Directed by: Christopher Hampton | 120 minutes | drama, romance, biography | Actors: Emma Thompson, Jonathan Pryce, Steven Waddington, Samuel West, Rufus Sewell, Penelope Wilton, Janet McTeer, Peter Blythe, Jeremy Northam, Alex Kingston, Sebastian Harcombe, Richard Clifford, David Ryall, Stephen Boxer, Annabel Mullion, Gary Turner, Georgiana Dacombe, Helen Blatch, Neville Phillips, Christopher Birch, Daniel Betts, Simon Bye, Marzio Idoni, Eva Gray

Love comes in many shapes and sizes. Most Hollywood movies are about standard love situations: romance and eroticism, but also love between parent and child, brother and sister and between friends. The love that artist Dora Carrington and writer Lytton Strachey felt for each other in the early twentieth century cannot be categorized. Carrington, a straight woman in her early twenties when she lost her virginity, becomes captivated by the inveterate gay Strachey fifteen years her senior, whom she admires and with whom she can be herself. Strachey returns her affection and a special relationship is formed, a commitment that turns out to be stronger than anything else.
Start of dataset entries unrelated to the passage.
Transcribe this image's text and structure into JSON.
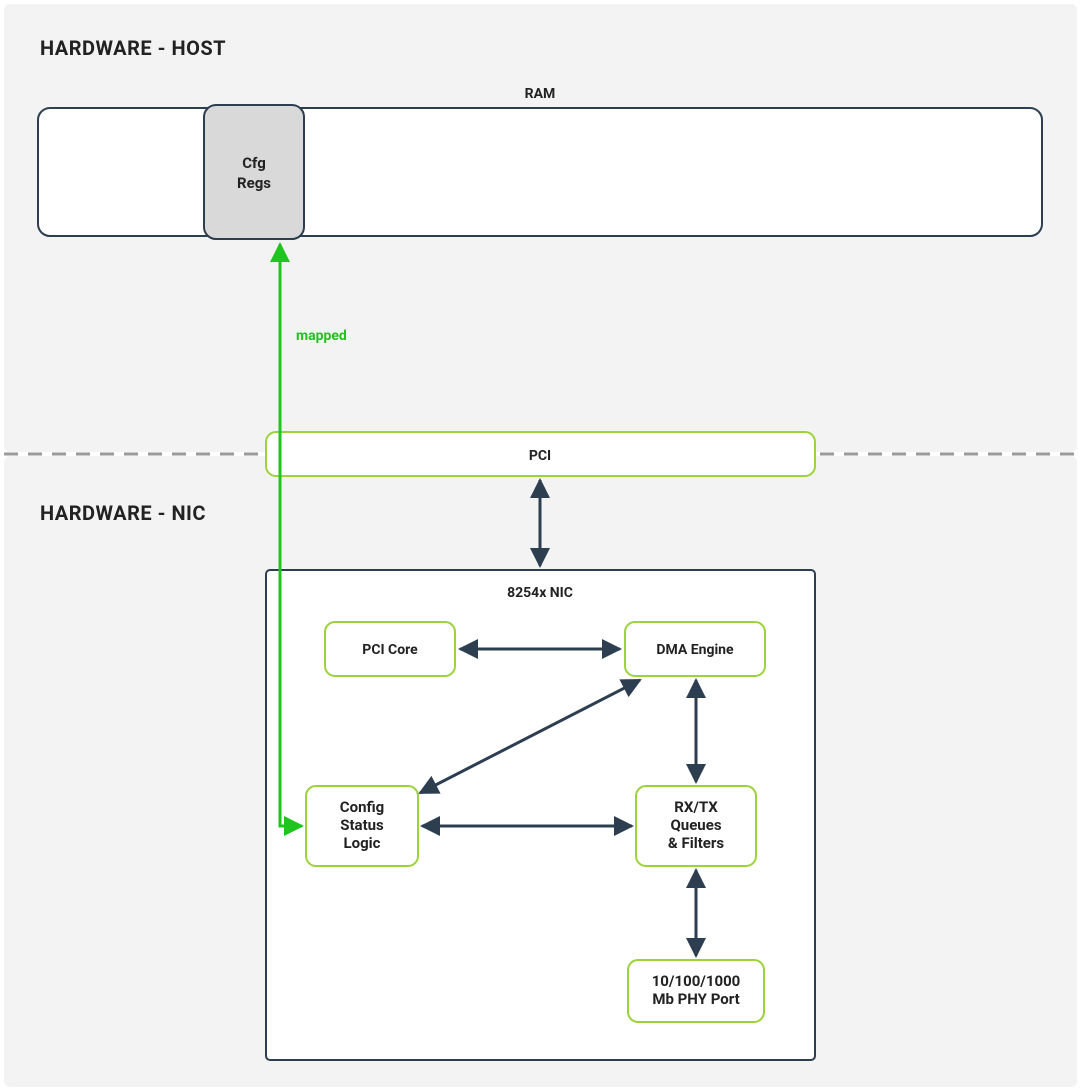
{
  "sections": {
    "host": "HARDWARE - HOST",
    "nic": "HARDWARE - NIC"
  },
  "labels": {
    "ram": "RAM",
    "cfgregs1": "Cfg",
    "cfgregs2": "Regs",
    "pci": "PCI",
    "nictitle": "8254x NIC",
    "pcicore": "PCI Core",
    "dma": "DMA Engine",
    "csl1": "Config",
    "csl2": "Status",
    "csl3": "Logic",
    "rx1": "RX/TX",
    "rx2": "Queues",
    "rx3": "& Filters",
    "phy1": "10/100/1000",
    "phy2": "Mb PHY Port",
    "mapped": "mapped"
  },
  "colors": {
    "bg": "#f3f3f3",
    "rimDark": "#2d3e50",
    "rimLime": "#9cd33a",
    "mapped": "#1fc41f",
    "greyFill": "#d9d9d9"
  }
}
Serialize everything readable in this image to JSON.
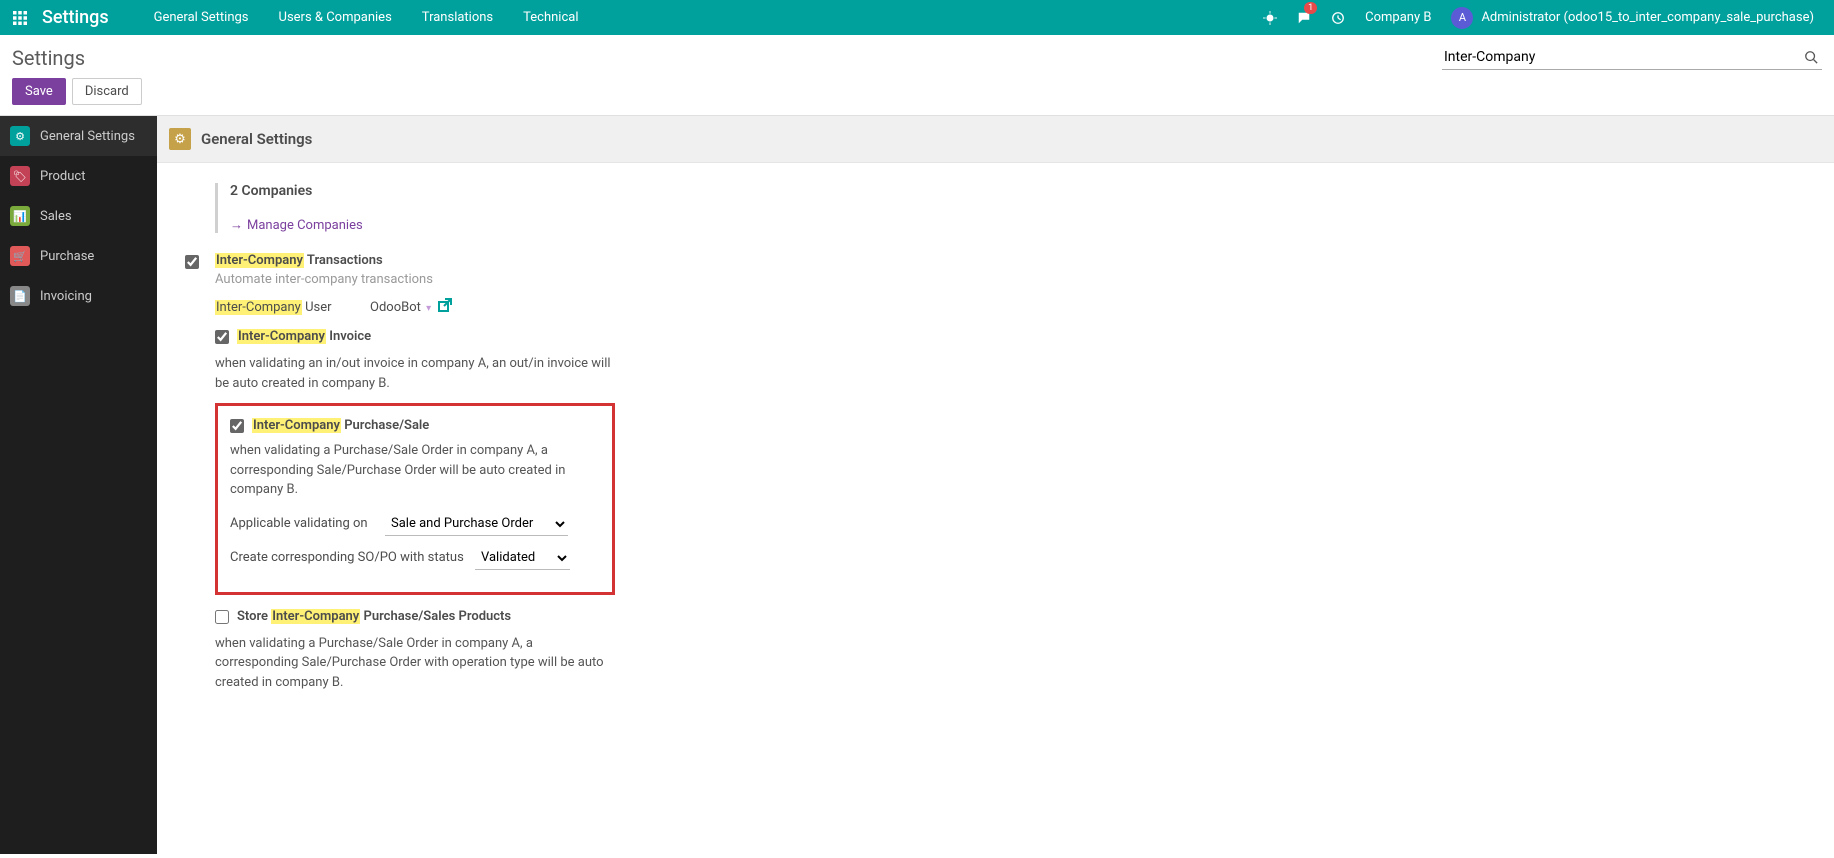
{
  "nav": {
    "app_title": "Settings",
    "items": [
      "General Settings",
      "Users & Companies",
      "Translations",
      "Technical"
    ],
    "msg_badge": "1",
    "company": "Company B",
    "avatar_letter": "A",
    "user_label": "Administrator (odoo15_to_inter_company_sale_purchase)"
  },
  "panel": {
    "breadcrumb": "Settings",
    "search_value": "Inter-Company",
    "save": "Save",
    "discard": "Discard"
  },
  "sidebar": [
    {
      "label": "General Settings",
      "icon": "general",
      "glyph": "⚙"
    },
    {
      "label": "Product",
      "icon": "product",
      "glyph": "🏷"
    },
    {
      "label": "Sales",
      "icon": "sales",
      "glyph": "📊"
    },
    {
      "label": "Purchase",
      "icon": "purchase",
      "glyph": "🛒"
    },
    {
      "label": "Invoicing",
      "icon": "invoicing",
      "glyph": "📄"
    }
  ],
  "section": {
    "header": "General Settings",
    "companies_label": "2 Companies",
    "manage": "Manage Companies"
  },
  "trans": {
    "hi": "Inter-Company",
    "title_rest": " Transactions",
    "desc": "Automate inter-company transactions",
    "user_label_rest": " User",
    "user_value": "OdooBot"
  },
  "invoice": {
    "hi": "Inter-Company",
    "label_rest": " Invoice",
    "help": "when validating an in/out invoice in company A, an out/in invoice will be auto created in company B."
  },
  "ps": {
    "hi": "Inter-Company",
    "label_rest": " Purchase/Sale",
    "help": "when validating a Purchase/Sale Order in company A, a corresponding Sale/Purchase Order will be auto created in company B.",
    "applicable_label": "Applicable validating on",
    "applicable_value": "Sale and Purchase Order",
    "status_label": "Create corresponding SO/PO with status",
    "status_value": "Validated"
  },
  "store": {
    "label_pre": "Store ",
    "hi": "Inter-Company",
    "label_rest": " Purchase/Sales Products",
    "help": "when validating a Purchase/Sale Order in company A, a corresponding Sale/Purchase Order with operation type will be auto created in company B."
  }
}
Because a person needs sexual contact, other men also appear in their lives. But wherever they come and go, Carrington and Strachey always stay together. Till death do them part.

The biographical film ‘Carrington’ (1995) observes the pair, played by Emma Thompson and Jonathan Pryce, from their first meeting, during the First World War. Strachey is a staunch pacifist, while Carrington (she doesn’t like her first name Dora) would like nothing more than to be a man so she can report to the front. They are almost instantly attracted to each other, but not in the way you would expect. Their seventeen-year relationship is explained on the basis of six chapters. Virtually every chapter is named after the man who nestles between them. To Mark Getler (Rufus Sewell), for example, who finally gets Carrington into bed after much persuasion. Or Ralph Partridge (Steve Waddington), whom she marries, but really only because Strachey finds him so attractive. In between, she has an affair with Ralph’s best friend Gerald Brenan (Samuel West), from whom she becomes unintentionally pregnant. But there’s always Strachey, her rock in the surf.

She finds it difficult to accept that he also has his needs and that he occasionally hangs out with young men himself. Debut director Christopher Hampton and cinematographer Denis Lenoir capture this brilliantly in a scene where Carrington watches their rural retreat Ham Spray House in the dark and watches through the windows as both Strachey and Ralph are socializing with one another. You can feel her loneliness at such a moment. The cinematography is in any case a strong point of ‘Carrington’, as is the acting of Thompson and Pryce, two versatile British actors who apparently make the emotions of their characters palpable without too much effort. Those who let themselves be carried away in this special and ultimately tragic love story will get a lot in return. ‘Carrington’ is a stylish, intelligent, true story that once again underlines how complex love can be.